Шоди-ата в путанице наспех выдуманных причин уловил одно - что Сарвар бросает отару. Временно? Что это значит?
- Эй, жена, чекмень доставай мой, папаху, - плечи старика поднялись углами, он забрал в ладонь бороду. Не смотрел на внука.
Сарвар снова начал было говорить - и замолк. Все слова были ничем - перед этой согбенной спиной…
Он молчал, теребя шапку. Смотрел, как, покряхтывая собирается старик в дорогу.
…Резким словом оборвал бабушкины распевные причитанья. Туго подпоясался. Поднимая таяк, взглянул исподлобья, темным, тускнеющим взором. Сказал:
- Надеждой моей был. Видно, стар я стал, разучился понимать людей. И то сказать: у овцы черное снаружи, у пастуха - внутри…
- Дедушка! Вернусь же я! Вернусь! - Сарвар запнулся под тяжелым этим взглядом. И услышал:
- Молчи, молчи… Сам знаю. Огромна степь, а человеческое сердце - с кулак.
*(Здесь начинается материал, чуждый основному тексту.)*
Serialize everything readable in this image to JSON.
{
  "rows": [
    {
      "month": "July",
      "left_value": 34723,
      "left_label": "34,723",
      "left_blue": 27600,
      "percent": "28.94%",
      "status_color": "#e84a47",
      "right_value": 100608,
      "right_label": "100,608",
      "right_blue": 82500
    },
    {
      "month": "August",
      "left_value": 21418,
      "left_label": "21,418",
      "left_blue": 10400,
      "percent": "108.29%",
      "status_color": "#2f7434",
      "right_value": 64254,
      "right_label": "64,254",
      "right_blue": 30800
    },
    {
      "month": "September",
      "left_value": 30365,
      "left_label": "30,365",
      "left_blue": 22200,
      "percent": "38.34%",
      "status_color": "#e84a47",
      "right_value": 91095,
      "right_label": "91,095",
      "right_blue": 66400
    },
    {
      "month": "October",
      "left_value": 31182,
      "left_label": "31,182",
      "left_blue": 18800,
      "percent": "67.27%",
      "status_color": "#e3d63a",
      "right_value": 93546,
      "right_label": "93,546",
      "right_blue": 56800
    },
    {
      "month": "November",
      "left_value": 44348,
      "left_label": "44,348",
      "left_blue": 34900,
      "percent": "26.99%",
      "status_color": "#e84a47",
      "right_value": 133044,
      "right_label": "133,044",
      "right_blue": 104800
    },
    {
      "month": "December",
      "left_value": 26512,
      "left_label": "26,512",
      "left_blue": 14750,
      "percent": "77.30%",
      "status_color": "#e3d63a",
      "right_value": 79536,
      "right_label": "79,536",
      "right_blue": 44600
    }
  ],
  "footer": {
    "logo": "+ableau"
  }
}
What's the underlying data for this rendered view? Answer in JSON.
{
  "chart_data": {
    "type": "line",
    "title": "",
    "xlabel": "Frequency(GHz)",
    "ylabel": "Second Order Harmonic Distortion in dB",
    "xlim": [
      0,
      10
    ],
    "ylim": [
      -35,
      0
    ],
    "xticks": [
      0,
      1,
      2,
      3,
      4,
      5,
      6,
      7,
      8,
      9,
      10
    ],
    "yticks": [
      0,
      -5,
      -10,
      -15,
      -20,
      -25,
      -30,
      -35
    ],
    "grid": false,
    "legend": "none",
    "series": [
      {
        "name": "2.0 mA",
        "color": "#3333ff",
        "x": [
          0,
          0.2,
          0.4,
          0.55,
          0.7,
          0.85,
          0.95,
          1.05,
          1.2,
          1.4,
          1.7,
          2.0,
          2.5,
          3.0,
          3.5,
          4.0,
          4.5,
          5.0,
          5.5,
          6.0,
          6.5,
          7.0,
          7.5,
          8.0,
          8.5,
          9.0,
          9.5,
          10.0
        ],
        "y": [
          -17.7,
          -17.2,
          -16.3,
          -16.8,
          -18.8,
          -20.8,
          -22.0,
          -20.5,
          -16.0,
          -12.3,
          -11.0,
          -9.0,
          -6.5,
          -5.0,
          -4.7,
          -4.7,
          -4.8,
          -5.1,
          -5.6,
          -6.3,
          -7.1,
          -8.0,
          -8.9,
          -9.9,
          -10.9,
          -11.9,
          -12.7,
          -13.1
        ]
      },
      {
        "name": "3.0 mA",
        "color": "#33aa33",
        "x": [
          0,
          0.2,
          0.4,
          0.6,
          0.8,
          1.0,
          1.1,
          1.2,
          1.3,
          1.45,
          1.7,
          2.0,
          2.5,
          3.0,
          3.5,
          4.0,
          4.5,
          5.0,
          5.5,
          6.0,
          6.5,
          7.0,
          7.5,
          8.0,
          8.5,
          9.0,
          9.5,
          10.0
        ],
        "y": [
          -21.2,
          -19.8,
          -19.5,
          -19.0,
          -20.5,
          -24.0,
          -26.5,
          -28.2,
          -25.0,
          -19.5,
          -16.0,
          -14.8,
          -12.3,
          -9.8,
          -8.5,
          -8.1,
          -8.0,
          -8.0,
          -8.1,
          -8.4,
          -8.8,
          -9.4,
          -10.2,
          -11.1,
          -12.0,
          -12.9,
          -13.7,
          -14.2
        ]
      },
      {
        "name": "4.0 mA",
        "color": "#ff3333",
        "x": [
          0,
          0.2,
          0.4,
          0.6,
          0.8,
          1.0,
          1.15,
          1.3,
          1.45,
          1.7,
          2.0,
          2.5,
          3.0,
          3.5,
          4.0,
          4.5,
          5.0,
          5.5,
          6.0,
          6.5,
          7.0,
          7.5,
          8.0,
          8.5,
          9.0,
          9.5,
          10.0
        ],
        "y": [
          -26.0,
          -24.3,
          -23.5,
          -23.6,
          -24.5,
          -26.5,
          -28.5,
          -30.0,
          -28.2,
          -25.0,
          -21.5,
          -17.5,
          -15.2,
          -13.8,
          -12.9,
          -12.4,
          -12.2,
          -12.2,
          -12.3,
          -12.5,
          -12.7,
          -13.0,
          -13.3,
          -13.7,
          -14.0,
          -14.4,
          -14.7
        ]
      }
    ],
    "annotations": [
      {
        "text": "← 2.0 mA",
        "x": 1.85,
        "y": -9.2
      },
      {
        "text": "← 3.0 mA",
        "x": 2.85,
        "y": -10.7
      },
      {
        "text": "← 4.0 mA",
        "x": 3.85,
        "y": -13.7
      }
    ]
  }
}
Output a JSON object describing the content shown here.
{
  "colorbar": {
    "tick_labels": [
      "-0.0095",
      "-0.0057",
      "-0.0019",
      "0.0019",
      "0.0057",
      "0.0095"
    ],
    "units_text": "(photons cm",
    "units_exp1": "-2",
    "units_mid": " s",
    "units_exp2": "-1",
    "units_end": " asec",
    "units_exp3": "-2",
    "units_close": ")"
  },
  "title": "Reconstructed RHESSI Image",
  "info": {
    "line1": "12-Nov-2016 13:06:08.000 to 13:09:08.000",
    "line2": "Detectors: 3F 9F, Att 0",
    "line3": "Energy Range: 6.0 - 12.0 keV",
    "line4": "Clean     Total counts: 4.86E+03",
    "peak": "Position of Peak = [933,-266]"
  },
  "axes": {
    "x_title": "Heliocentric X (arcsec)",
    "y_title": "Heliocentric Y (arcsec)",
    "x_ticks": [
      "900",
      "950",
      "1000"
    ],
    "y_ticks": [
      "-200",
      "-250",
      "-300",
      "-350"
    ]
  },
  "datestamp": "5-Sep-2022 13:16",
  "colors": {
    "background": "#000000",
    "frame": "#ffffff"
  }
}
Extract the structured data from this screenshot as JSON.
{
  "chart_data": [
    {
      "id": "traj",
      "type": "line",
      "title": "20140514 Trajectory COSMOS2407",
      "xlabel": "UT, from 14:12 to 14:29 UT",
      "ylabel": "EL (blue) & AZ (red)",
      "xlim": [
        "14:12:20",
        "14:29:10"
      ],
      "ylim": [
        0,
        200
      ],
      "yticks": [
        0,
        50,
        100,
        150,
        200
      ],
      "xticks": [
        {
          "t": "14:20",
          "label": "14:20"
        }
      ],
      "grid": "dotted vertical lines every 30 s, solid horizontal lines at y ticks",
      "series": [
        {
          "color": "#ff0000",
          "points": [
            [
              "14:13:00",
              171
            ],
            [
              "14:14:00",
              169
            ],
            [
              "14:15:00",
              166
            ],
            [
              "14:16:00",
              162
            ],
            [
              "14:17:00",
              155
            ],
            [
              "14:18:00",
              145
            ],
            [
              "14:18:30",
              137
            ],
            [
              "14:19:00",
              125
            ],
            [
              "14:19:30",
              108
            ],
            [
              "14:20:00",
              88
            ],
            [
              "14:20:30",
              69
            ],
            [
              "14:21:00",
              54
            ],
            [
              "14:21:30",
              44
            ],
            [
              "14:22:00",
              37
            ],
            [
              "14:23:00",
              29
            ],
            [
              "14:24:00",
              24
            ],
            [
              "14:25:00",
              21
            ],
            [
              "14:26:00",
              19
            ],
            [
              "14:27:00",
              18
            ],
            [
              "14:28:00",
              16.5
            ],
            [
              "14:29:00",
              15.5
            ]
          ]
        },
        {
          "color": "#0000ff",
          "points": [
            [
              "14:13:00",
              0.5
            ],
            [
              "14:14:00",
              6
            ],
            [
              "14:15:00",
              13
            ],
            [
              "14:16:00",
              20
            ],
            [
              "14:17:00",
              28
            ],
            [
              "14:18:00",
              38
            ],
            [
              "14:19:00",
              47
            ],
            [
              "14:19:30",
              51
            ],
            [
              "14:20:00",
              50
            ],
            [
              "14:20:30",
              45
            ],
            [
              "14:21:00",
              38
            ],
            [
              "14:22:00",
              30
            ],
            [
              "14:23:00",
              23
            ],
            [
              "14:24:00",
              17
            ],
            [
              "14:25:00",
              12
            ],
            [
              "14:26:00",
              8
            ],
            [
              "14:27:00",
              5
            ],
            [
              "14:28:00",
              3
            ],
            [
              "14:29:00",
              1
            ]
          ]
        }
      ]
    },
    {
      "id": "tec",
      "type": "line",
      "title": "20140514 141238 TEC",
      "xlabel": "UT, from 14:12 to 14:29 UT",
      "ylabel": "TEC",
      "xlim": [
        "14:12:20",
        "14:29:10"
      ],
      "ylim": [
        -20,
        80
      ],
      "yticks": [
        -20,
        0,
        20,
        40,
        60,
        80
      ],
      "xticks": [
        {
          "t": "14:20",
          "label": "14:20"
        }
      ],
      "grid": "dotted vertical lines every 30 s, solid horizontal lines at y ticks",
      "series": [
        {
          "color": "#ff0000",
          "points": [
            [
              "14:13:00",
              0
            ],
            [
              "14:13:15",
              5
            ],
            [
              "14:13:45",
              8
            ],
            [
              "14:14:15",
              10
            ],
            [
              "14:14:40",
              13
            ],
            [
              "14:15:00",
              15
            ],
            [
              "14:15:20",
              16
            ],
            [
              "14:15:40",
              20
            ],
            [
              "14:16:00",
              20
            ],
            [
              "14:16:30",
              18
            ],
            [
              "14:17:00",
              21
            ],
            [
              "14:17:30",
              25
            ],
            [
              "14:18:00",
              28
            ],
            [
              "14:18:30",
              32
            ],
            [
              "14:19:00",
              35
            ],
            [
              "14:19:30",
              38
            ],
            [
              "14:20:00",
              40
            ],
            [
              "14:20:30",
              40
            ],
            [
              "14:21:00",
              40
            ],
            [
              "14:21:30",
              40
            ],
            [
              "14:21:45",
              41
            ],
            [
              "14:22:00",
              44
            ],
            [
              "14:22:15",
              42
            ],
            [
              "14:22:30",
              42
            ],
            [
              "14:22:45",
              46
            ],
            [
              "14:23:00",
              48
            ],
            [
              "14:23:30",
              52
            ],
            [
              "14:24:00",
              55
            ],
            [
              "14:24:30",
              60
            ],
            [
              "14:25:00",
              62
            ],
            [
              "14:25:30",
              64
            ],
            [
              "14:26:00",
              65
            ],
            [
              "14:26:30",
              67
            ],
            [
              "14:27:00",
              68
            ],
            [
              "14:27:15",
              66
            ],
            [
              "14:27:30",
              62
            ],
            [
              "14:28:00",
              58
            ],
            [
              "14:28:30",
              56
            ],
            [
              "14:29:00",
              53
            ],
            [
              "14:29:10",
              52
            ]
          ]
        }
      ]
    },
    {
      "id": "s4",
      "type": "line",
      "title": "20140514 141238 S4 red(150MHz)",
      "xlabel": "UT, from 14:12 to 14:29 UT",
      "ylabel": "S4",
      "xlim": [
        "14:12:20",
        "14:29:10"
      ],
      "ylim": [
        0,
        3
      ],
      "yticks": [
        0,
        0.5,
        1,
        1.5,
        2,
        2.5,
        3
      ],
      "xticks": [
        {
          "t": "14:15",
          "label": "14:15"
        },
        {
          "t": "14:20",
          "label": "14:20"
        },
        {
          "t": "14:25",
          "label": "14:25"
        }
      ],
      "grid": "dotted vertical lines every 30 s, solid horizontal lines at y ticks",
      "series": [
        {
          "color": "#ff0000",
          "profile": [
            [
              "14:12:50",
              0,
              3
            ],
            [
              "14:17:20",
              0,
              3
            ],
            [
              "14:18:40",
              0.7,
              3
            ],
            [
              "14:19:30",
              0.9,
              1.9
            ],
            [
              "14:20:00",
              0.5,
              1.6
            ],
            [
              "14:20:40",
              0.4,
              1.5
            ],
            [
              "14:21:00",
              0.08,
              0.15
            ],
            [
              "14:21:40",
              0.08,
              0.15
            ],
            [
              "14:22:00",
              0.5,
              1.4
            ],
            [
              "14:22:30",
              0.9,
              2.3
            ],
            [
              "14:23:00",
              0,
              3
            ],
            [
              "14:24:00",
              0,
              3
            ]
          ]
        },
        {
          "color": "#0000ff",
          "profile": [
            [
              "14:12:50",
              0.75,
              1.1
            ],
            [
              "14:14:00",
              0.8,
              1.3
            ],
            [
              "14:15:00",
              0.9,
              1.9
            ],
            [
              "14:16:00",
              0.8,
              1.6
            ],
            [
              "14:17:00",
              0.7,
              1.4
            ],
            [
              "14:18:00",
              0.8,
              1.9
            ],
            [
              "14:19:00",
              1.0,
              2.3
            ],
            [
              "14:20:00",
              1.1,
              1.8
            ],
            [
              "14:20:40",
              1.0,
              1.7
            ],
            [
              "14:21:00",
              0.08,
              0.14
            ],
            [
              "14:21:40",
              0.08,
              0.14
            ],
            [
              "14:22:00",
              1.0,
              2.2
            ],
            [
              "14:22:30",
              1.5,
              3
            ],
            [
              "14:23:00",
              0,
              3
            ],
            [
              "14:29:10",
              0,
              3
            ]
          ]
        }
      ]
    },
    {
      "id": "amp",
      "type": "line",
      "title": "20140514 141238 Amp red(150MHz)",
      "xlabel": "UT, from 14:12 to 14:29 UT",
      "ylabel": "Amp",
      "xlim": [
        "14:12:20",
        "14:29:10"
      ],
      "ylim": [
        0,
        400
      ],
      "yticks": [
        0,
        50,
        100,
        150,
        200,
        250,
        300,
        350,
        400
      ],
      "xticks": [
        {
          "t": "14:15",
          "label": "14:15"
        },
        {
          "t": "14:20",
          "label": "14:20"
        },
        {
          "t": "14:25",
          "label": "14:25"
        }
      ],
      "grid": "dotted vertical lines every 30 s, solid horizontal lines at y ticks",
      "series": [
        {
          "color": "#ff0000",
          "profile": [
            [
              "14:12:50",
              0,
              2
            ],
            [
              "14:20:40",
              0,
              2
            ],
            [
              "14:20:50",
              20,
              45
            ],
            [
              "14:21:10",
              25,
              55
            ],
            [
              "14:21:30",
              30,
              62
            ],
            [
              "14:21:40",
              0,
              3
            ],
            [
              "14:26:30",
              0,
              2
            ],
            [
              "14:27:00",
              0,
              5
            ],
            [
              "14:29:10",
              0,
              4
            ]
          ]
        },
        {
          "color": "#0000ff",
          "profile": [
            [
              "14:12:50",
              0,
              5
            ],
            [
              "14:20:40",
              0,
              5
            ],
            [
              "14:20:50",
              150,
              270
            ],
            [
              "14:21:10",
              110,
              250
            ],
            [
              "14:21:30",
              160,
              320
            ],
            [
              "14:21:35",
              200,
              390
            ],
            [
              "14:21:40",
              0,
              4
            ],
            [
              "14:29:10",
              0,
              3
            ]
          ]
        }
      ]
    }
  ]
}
Не всякий в силах остаться со степью один на один.
И, выходя, согнутым локтем Шоди-ата отодвинул Сарвара с дороги, как бы ненужную вещь.
…Он и дома не сказал правды. Врал, путался.
Все на него глядело, вопрошая. Глаза матери. Стены, поцарапанные и потертые на уровне плеч сидящих. Старое одеяло с выцветшими розами, большими, точно капустные кочаны. Бурно обрадованная и торопливо затихшая детвора.
Зачем ты здесь, эй, чабан? У него не было слов - ответить.
Не остыл еще чай, налитый матерью, - скрипнула калитка: Бибигуль, соседка. За ситом - свое прохудилось сеть отошла от обода.
Стояла, прижав сито к животу, хихикала, частила словами. (Есть такие мухи - за версту учует открытую рану, примчится, жужжа, сядет, - бередя лапками).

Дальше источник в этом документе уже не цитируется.